Turkish Cypriot Education Minister Ozdemir Berova says his ministry is acting to meet a demand from parents for religious education for their children. He downplays criticism as an exaggeration grounded in a leftist ideology that teachers trade union leaders can’t see beyond.
“As a government, we believe that if a family wants their children to have a religious education, the best way is the education that we give them which is under supervision,” Berova says. “We can inspect and we can control religious studies they’re receiving now.”
It’s that desire for religious education among many Turkish Cypriots that the leader of the north’s religious affairs, Grand Mufti Talip Atalay, says signals the community’s realignment with its true Islamic character that was sidetracked by Turkey’s internal politics some 60 years ago.
Atalay says the historical record offers proof of Turkish Cypriots’ strong embrace of the Islamic faith.
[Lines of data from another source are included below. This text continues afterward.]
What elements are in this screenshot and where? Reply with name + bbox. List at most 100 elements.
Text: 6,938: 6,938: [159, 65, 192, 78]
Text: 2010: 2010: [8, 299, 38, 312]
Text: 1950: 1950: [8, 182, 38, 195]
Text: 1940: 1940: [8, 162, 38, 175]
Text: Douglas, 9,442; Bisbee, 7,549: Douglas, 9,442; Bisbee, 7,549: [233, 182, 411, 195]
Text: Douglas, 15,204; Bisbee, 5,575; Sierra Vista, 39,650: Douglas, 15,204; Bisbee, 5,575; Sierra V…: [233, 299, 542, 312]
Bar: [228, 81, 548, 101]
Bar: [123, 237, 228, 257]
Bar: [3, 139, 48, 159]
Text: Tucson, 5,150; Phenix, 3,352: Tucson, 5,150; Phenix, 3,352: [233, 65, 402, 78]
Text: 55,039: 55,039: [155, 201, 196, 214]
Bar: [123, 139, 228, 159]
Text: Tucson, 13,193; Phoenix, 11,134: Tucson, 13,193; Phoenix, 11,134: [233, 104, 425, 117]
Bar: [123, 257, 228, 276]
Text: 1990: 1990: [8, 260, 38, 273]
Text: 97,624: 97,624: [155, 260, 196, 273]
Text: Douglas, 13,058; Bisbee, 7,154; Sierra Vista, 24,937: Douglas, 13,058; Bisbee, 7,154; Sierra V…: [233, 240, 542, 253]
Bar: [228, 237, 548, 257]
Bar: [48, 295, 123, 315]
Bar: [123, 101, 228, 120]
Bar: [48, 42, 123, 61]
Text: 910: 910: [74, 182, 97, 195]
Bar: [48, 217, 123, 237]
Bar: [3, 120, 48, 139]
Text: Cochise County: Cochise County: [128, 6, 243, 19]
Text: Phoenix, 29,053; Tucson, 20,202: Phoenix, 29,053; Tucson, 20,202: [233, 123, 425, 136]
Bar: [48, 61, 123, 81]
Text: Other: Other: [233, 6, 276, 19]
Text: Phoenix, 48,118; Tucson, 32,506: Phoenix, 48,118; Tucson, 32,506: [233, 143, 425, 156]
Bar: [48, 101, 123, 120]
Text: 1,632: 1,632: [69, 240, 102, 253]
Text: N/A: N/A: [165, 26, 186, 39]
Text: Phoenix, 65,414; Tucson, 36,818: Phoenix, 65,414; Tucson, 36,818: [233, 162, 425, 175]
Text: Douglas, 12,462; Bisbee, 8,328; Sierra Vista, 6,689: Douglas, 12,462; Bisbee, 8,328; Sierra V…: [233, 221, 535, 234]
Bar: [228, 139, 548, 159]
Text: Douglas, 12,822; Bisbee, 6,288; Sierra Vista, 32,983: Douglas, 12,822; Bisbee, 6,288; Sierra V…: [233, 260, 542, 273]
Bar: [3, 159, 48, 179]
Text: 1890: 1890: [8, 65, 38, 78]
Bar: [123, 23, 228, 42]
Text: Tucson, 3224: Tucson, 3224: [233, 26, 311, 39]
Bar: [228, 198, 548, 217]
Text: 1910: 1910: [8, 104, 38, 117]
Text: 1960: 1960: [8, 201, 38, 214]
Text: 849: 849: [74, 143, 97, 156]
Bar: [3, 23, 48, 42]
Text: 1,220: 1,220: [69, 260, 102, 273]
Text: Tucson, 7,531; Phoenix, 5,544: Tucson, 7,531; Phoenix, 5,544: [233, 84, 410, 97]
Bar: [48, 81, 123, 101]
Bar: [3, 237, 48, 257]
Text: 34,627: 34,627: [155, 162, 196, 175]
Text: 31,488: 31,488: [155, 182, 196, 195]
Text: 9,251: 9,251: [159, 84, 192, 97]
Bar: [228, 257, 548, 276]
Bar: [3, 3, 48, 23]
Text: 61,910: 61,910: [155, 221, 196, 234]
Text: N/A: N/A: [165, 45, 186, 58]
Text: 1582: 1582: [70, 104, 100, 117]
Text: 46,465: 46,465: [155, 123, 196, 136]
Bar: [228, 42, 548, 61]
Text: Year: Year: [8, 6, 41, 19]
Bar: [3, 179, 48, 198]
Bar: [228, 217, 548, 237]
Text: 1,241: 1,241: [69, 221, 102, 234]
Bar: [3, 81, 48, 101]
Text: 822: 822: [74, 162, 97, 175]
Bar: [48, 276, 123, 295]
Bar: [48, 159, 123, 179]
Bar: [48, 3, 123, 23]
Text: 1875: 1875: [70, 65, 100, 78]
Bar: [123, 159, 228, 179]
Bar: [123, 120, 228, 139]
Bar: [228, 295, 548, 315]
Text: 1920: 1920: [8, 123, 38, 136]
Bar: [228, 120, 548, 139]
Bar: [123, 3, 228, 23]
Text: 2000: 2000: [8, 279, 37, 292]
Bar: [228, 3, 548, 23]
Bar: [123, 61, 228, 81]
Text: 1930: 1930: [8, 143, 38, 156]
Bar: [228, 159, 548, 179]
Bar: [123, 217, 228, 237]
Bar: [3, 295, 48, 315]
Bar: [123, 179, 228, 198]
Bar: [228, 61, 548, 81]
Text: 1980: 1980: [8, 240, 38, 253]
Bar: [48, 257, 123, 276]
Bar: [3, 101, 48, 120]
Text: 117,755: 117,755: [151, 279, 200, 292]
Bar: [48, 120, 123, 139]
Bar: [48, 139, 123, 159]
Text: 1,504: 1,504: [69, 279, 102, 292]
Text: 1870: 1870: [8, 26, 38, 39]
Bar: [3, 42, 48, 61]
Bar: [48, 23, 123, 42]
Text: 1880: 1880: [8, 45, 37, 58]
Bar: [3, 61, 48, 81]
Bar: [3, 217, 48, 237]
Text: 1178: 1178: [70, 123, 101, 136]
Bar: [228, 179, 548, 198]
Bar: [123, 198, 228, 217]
He says in 1949, there were 300 mosques operating all over Cyprus — 100 more than now, to serve five times as many faithful.
“What is happing here in our country is not Islamization at all,” says Atalay. “It is normalization. For many decades, these rights have been neglected or prevented from the people who are demanding it, and nowadays we’re trying to bring it back to normal.”
Atalay denies that the views expressed by Elcil and Ozyigit represent those of the majority of Turkish Cypriots. He says “anti-religious” ideologies that emerged from Turkey’s politics of the 1960s have engendered an unwarranted fear of Islam.
He says these leaders have repeatedly spurned his calls to jointly develop a religious education curriculum that is in line with the Turkish Cypriot way of life.
“Unfortunately, they have such a fear of religion that they’re not prepared to listen or to do anything progressive. They’re completely against it.”
Atalay insists Turkish Cypriots have their own government and institutions that cannot be controlled by Turkey.
He also bristles at the suggestion that bolstering the Islamic faith in the north will foment more discord and conflict with Orthodox Christian Greek Cypriots, insisting the historical record doesn’t bear this out.
The Mufti says he’s deeply invested in peace efforts on the island and has joined the island’s Christian leaders in a common front for peace.
“I have taken so many risks to build bridges and to be a good example for peacebuilding, how come my religion is against peace?” he says.